Around this time six years ago, I found myself out in the cold on a street corner in Mountain View, California.
But I was having so much fun, I really didn’t notice the time or the weather.
I was busking (playing guitar and singing) with Sherry. We started at sometime around 10 p.m. and went until the wee hours. We didn’t know each other that well. We had been performing as a duet in little coffee shops and house parties for a few months, and people really seemed to enjoy it.
We had had a few social visits without music, all purely platonic. But that was it.
On this particular night, we exhausted our entire mutual musical repertoire and just kept on jamming.
It was a Friday night and it got late enough that the bar crowd began stumbling home.
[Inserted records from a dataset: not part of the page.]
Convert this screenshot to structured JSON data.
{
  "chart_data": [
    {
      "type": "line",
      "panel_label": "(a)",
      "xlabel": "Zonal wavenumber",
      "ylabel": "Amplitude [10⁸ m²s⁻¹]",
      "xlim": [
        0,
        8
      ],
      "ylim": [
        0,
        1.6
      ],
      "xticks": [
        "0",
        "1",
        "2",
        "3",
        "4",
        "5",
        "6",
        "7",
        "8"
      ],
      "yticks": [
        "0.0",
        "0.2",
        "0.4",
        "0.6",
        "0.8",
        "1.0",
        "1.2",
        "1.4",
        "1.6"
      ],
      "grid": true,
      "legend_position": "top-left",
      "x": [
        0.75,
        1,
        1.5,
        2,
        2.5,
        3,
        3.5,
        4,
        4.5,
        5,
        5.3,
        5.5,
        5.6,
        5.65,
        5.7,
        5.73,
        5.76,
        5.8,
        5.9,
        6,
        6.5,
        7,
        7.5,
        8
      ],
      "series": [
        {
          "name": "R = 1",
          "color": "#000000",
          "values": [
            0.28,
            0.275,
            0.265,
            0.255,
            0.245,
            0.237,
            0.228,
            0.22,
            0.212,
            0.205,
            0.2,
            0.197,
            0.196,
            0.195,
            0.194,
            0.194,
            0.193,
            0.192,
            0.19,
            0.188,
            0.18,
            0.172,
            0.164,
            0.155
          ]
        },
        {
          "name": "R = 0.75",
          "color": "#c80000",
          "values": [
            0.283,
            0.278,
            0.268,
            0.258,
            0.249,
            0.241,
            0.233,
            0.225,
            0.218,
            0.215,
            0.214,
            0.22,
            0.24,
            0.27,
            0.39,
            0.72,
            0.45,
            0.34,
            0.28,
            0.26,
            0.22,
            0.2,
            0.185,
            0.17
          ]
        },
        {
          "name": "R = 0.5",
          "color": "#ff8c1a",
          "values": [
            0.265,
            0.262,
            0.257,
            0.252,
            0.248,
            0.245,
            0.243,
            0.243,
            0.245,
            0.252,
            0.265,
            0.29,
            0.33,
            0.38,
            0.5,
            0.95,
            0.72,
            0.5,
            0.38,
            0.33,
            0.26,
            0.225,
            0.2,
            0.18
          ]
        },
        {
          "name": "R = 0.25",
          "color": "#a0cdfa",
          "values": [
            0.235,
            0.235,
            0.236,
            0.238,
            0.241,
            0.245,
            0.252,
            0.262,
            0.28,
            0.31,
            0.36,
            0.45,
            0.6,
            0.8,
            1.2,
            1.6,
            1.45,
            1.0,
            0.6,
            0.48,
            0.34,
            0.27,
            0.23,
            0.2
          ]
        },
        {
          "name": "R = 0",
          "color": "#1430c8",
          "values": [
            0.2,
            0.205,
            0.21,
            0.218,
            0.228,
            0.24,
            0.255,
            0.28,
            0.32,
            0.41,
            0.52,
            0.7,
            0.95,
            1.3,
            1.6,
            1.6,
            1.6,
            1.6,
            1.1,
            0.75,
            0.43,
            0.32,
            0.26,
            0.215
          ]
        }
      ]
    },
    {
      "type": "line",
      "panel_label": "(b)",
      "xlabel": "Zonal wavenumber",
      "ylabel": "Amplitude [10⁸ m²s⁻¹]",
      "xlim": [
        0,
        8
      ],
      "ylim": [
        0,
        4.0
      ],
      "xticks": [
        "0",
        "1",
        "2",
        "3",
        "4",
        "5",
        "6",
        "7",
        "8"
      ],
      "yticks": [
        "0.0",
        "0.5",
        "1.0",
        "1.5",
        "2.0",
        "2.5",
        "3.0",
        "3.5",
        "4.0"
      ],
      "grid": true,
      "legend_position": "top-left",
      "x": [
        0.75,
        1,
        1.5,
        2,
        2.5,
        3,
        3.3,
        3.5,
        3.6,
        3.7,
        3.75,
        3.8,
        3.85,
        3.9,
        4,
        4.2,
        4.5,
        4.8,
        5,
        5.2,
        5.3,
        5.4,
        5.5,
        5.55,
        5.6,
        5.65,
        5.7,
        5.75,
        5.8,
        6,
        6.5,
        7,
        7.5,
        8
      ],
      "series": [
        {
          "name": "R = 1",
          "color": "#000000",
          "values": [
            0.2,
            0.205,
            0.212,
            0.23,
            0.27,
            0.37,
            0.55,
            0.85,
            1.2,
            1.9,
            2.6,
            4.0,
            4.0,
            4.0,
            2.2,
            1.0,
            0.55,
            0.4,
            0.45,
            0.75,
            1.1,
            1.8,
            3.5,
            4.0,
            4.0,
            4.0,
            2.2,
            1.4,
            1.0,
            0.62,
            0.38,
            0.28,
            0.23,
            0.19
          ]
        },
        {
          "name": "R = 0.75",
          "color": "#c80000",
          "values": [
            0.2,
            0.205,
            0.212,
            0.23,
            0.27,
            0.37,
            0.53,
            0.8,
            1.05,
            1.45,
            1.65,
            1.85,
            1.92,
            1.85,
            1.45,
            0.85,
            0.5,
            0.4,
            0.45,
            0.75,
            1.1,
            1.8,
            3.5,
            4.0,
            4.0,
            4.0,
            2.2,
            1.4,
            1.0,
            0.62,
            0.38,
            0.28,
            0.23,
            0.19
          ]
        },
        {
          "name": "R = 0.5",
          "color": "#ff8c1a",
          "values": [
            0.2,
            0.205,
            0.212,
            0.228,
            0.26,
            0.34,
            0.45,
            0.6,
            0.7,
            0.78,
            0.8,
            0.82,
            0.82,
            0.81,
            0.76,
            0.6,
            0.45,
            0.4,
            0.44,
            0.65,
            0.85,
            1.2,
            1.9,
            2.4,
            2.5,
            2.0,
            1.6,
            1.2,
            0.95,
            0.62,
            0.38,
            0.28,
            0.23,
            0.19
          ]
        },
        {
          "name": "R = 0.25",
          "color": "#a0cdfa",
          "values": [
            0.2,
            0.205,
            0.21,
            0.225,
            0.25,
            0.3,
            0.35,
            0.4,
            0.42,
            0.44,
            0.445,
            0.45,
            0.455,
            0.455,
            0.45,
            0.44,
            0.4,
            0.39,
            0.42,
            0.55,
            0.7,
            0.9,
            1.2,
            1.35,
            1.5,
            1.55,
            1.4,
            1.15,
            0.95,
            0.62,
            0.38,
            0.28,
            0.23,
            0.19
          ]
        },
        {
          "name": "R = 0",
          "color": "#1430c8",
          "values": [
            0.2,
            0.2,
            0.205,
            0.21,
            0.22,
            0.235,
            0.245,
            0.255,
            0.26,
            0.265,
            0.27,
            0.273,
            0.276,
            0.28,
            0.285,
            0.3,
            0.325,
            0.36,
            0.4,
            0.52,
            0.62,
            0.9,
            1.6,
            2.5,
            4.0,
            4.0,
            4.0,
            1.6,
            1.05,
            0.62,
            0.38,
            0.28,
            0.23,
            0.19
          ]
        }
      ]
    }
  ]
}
Adequately lubricated with alcohol, many stopped for a song or two, and, no doubt, to breathe in the cold air in an attempt to sober up.
The highlight was two guys who were beyond the inebriation stage. Upon hearing Sherry’s voice, they stopped, mesmerized.
“Dude,” said one to Sherry, “Your voice is so pure, it’s purer than water.”
His colleague immediately objected to this categorization.
“Dude,” he said to his friend, “Nothing is purer than water.”
An argument ensued between our attentive audience of two.
We just laughed and kept playing.
It wasn’t until about 2:30 a.m. that we called it quits. I dropped Sherry off at her apartment, and by the time I returned home, I had a text.
She had been so energized by the night, she couldn’t sleep. I was in the same mood. And it didn’t take much encouragement from either of us to reunite for a jam at my house.
We jammed. And jammed. Twenty-three hours through the weekend. By Sunday night we decided to write a song. And what came out was this little ditty, titled “Perfect Strangers:”
And the rest is history
Three years to the date after writing our first song together, on a drizzly, windy Thursday, we walked into the county courthouse in Santa Clara, CA.
We ascended the majestic marble steps and entered the foyer, to find a line queuing before an elderly lady who was seated at a desk. She was no doubt a volunteer, whose only job was to direct visitors to their desired destination. Our turn arrived.
“We are here to get married,” I said.
“What is it about everybody getting married today?” she said.
“Oh, I said. “It’s a rainy day. Not much else to do.”
She laughed, but was noticeably a bit dubious as to whether or not this might actually be the primary incentive for a run on matrimonial licenses. She sent us on our way.
So today marks our sixth and third anniversaries, depending on how you’re counting.
All along, we have had marvelous adventures, traveled the world, created, recorded and performed lots and lots of music, with more to come.
At this point, we are hardly strangers, but it certainly does feel perfect.